Il preposto rappresenta il presidio operativo attraverso cui le misure di prevenzione diventano comportamenti concreti nei luoghi di lavoro. Il Dlgs 81/2008, all’articolo 2, comma 1, lettera e), lo identifica come il soggetto che sovrintende all’attività lavorativa, garantisce l’attuazione delle direttive ricevute e controlla la corretta esecuzione delle attività. L’articolo 19 gli impone di vigilare sul rispetto delle disposizioni aziendali, intervenire in presenza di condotte non conformi, interrompere temporaneamente l’attività quando necessario e segnalare tempestivamente deficienze e condizioni di pericolo.
L’articolo 18, comma 1, lettera b-bis), pone invece in capo al datore di lavoro e ai dirigenti l’obbligo di individuare uno o più preposti per lo svolgimento di tali funzioni. Nei lavori affidati in appalto, l’articolo 26 disciplina inoltre la cooperazione, il coordinamento e la gestione dei rischi interferenziali attraverso il DUVRI. Il quadro normativo distingue quindi con chiarezza i ruoli: il datore di lavoro e i dirigenti organizzano la prevenzione e definiscono le misure, mentre il preposto ne controlla l’applicazione effettiva durante il lavoro.

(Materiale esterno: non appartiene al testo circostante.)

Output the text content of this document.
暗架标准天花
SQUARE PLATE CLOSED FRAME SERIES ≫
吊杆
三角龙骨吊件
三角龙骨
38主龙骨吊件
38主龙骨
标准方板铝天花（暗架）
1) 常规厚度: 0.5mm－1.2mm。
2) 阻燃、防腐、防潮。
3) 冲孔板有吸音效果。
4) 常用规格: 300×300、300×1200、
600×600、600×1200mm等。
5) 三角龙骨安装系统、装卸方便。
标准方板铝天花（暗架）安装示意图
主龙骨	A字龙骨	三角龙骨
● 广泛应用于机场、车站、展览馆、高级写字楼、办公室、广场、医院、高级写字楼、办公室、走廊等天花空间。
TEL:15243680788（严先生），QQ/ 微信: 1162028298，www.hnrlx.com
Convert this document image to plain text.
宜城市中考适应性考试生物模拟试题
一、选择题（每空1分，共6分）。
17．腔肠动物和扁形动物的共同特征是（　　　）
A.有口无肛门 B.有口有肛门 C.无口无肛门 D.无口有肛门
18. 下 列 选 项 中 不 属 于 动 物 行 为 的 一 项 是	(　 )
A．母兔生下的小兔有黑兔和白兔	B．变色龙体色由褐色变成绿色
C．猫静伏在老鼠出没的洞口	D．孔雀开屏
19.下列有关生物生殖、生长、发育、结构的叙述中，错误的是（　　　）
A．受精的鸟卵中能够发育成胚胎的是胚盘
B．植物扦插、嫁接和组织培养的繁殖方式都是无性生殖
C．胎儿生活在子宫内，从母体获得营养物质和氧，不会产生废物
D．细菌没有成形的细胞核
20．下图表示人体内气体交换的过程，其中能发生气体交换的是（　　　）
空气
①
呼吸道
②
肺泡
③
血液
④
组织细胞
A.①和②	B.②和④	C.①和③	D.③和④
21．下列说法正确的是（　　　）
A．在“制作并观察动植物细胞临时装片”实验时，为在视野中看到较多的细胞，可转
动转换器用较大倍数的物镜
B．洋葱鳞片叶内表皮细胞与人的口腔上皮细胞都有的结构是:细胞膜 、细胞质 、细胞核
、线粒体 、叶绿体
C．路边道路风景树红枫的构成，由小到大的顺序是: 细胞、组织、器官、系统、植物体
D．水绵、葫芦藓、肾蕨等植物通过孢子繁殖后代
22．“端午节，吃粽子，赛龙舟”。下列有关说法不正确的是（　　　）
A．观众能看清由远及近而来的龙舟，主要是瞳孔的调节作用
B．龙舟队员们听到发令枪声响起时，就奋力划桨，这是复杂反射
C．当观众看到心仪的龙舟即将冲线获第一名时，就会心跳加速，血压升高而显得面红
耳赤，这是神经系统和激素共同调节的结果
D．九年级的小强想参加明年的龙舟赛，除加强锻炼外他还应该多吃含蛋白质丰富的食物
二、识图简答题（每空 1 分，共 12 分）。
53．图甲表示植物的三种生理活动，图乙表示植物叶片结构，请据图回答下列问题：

Il preposto tra DUVRI e rischi interferenziali
La sentenza della Cassazione penale n. 7096 del 23 febbraio 2026 rafforza il valore della vigilanza concreta nei contesti in cui operano più imprese. Il caso riguardava la caduta di un lavoratore attraverso un’apertura presente su un ponteggio, resa meno visibile dalla presenza di una copertura in nylon. Il preposto di un’altra impresa non era responsabile della verifica tecnica del ponteggio, ma aveva conoscenza della situazione pericolosa e, secondo i giudici, avrebbe dovuto segnalarla agli altri referenti del cantiere e adottare le iniziative rientranti nelle proprie attribuzioni.
La tutela non può quindi essere limitata ai soli dipendenti della propria azienda quando il rischio prodotto o conosciuto può coinvolgere altri lavoratori presenti nello stesso ambiente. La Cassazione n. 15045 del 27 aprile 2026 ha inoltre chiarito che il rischio interferenziale deriva dalla coesistenza, nello stesso contesto operativo, di organizzazioni differenti. Non conta soltanto il tipo di contratto stipulato tra le imprese, ma il concreto contatto tra attività, mezzi, procedure e responsabilità. Il DUVRI non deve pertanto restare un documento formale: le misure previste devono essere comunicate, applicate e verificate durante lo svolgimento delle lavorazioni.
Permessi di lavoro e controlli senza sovrapposizioni
Le indicazioni della giurisprudenza assumono particolare rilievo anche nella gestione dei permessi di lavoro, utilizzati per autorizzare attività complesse o ad alto rischio, come le manutenzioni su impianti in esercizio. La Cassazione n. 39697 del 2 ottobre 2023 ha evidenziato i rischi derivanti da procedure generiche, permessi cumulativi e ruoli non chiaramente distinti. Ogni autorizzazione deve riferirsi a una specifica attività, essere aggiornata quando mutano le condizioni operative e prevedere una nuova verifica prima della ripresa dei lavori.
Il preposto deve vigilare sull’attuazione delle prescrizioni affidategli, ma non può compensare carenze strutturali nella progettazione del sistema di sicurezza. Il datore di lavoro e i dirigenti devono predisporre procedure chiare, individuare chi attua le misure, chi ne verifica l’effettiva esecuzione e chi autorizza l’avvio o la ripresa delle attività. Le imprese devono quindi evitare che il medesimo soggetto coincida, senza adeguati controlli, con chi esegue la messa in sicurezza e con chi ne certifica l’avvenuta attuazione. È inoltre necessario aggiornare DVR, DUVRI e procedure quando emergono interferenze non valutate, prassi difformi o scostamenti tra quanto scritto e il lavoro reale.
La tracciabilità delle verifiche, la formazione dei preposti, la comunicazione tra imprese e la possibilità di sospendere le attività in presenza di un pericolo costituiscono strumenti essenziali per ridurre responsabilità e infortuni. La sicurezza, in definitiva, non dipende soltanto dalla presenza dei documenti, ma dalla capacità dell’organizzazione di trasformarli in controlli tempestivi, responsabilità definite e comportamenti coerenti.